You might consider yourself a person that has a working knowledge of git. I certainly do. I use git daily, swinging between branches and worktrees, doing interactive rebases and using features that many might label "advanced" git features.
But still, I keep struggling with some of the features that are not used everyday. Not necessarily because I don't get the concept behind them. I either keep forgetting the correct command and its order to use or find typing the command tedious, even with aliasing it to make it shorter.
I recently integrated lazygit into my daily working with git. It helps with making some operations faster, and provides an interface to perform some of the magic whose commands I would need to look up often. In this tutorial series, I will demonstrate this tool from its basic usage to advanced features, starting with an introduction in this post.

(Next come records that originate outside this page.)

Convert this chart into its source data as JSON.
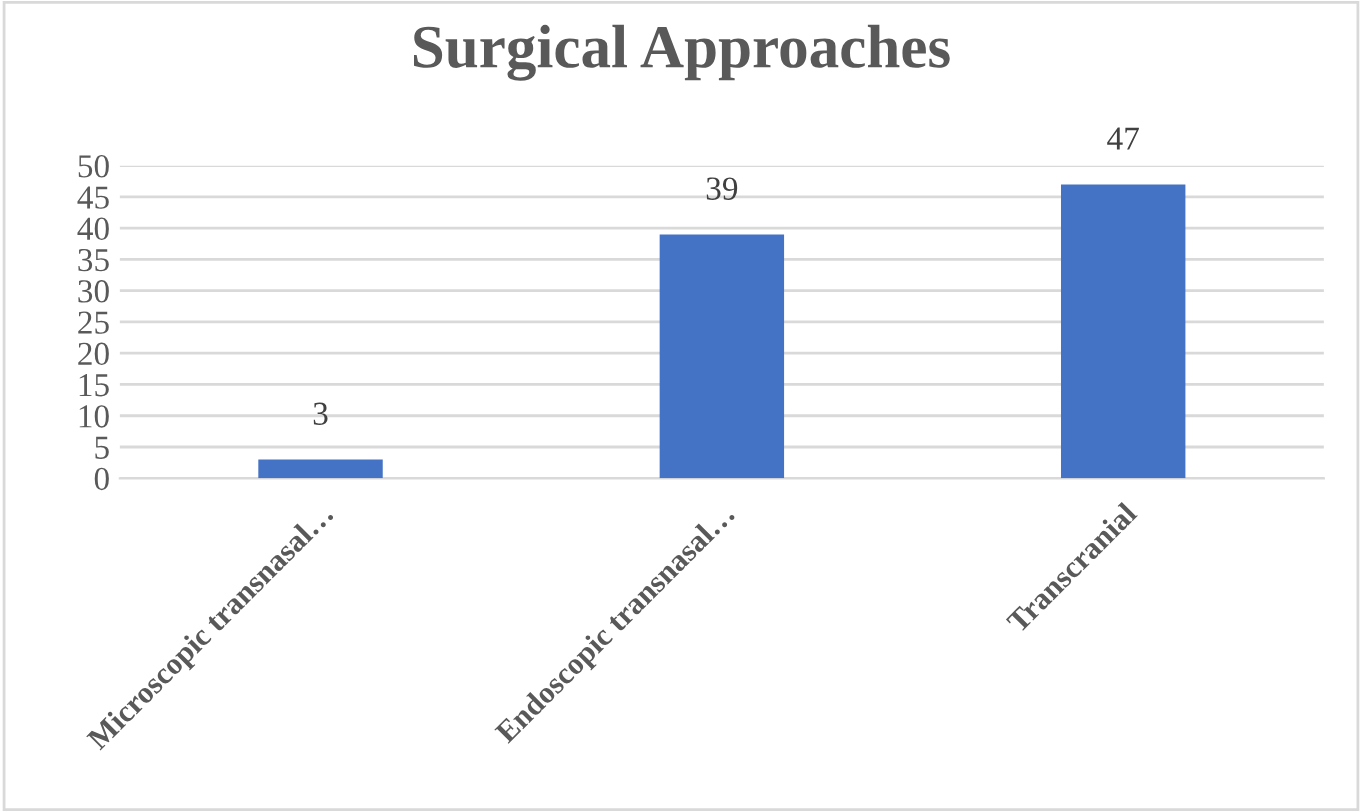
{
  "chart_data": {
    "type": "bar",
    "title": "Surgical Approaches",
    "categories": [
      "Microscopic transnasal…",
      "Endoscopic transnasal…",
      "Transcranial"
    ],
    "values": [
      3,
      39,
      47
    ],
    "color": "#4472c4",
    "ylim": [
      0,
      50
    ],
    "yticks": [
      0,
      5,
      10,
      15,
      20,
      25,
      30,
      35,
      40,
      45,
      50
    ],
    "grid": "y",
    "data_labels": true
  }
}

- You're here: Introduction to lazygit
- Deep dive: status panel
- Deep dive: files panel
- Deep dive: branches panel (planned)
- Deep dive: commits panel (planned)
- Deep dive: stash panel (planned)
- Squashing the stack for fun and profit (planned)
A first glimpse
I'm not covering installation here, as you will find excellent installation instructions on the GitHub repository of lazygit. All my examples will be working on OpenProject as my daily work rather than another made up tiny example repository with git.
Once you installed lazygit (I aliased it to
lg right away) and run it, you will be greeted with the following screen:
This will give you an overview over the current state of your git repo with the help of different panels. Each panel shows a different aspect of your repository. They can be navigated using the left and right arrow keys → and ←, or with the panels . Within each panel, you can move between items using the up and down arrow key ↓ and ↑.

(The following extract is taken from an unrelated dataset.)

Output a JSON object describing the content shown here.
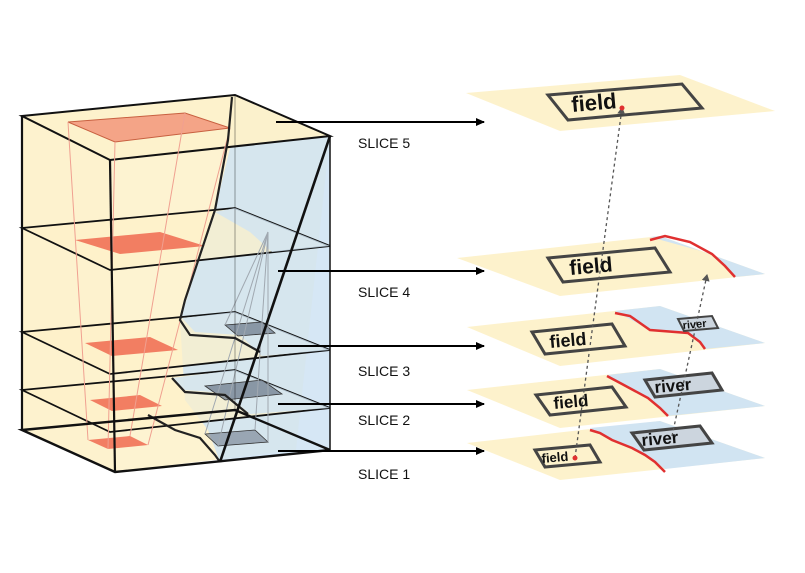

On every panel, you can hit ? to get a quick menu with the available options in this menu. Every panel activates their own actions, and is highlighted by a colored border (depending on your terminal scheme) once you activate them.
Let's go through the panels one by one:
The status panel shows your current branch and tracking branch, and any local or remote changes that are not integrated. In my example, I'm on our
dev branch with one commit on my local and one on my remote
The files panel shows your locally modified and/or staged files. Navigate files with up and down arrow keys, stage or unstage them with space ␣.
Shows your recently used branches. The active branch is marked with a *, other branches are shown with their last activity. Each branch shows you outstanding local and remote changes, just like the status panel does for the current branch. Once activated, use the up and down keys to navigate between branches. Use space ␣ to checkout a selected branch.
This panel also has tabs for remotes and tags, which we will look at in another post.
The commits panel shows the recent commits for your active branch. Again, you can move between the commits with the up and down arrow keys.
The stash panel shows your stash stack items, if any. In my case, this is currently empty, so it does not show anything.
Right hand side
The right hand side shows information depending on the active panel. It will show the most recent log commits from your current branch (status, branch panels), or the diff from the selected files, commits, or stash item in the respective panels.
A simple example: Creating a new pull request
My daily work includes creating a lot of branches and pull requests for individual bug fixes and features.
Here's a quick rundown on how I would create a bug fix pull request:
Step 1: Fast-forward dev branch
First I'll want to make sure I fast-forwarded the
dev branch. For that I switch to the branches tab (2), search for the dev branch (checkout by name c dev ⏎) and fast-forward to get any remote changes (f).
Step 2: Create new branch based on dev
From there, I would check out a new branch (n) and type the branch name (e.g.,
fix/36346/moment-locale) and press enter to confirm.
Step 2: Create your changes
Then I will continue working and switch back to the files panel (2) to create commits. Select modified or new files with space and hit c to commit the files with a quick inline message. If you want to type using your $EDITOR, use an uppercase C.
Step 3: Push and open pull request
When ready to create a pull request, I switch back to the branches panel (3) to push the branch to origin (P) followed by open pull request (o). This will spawn a browser window with the compare window.
If you're now ready to try your own, feel free to help contributing to OpenProject!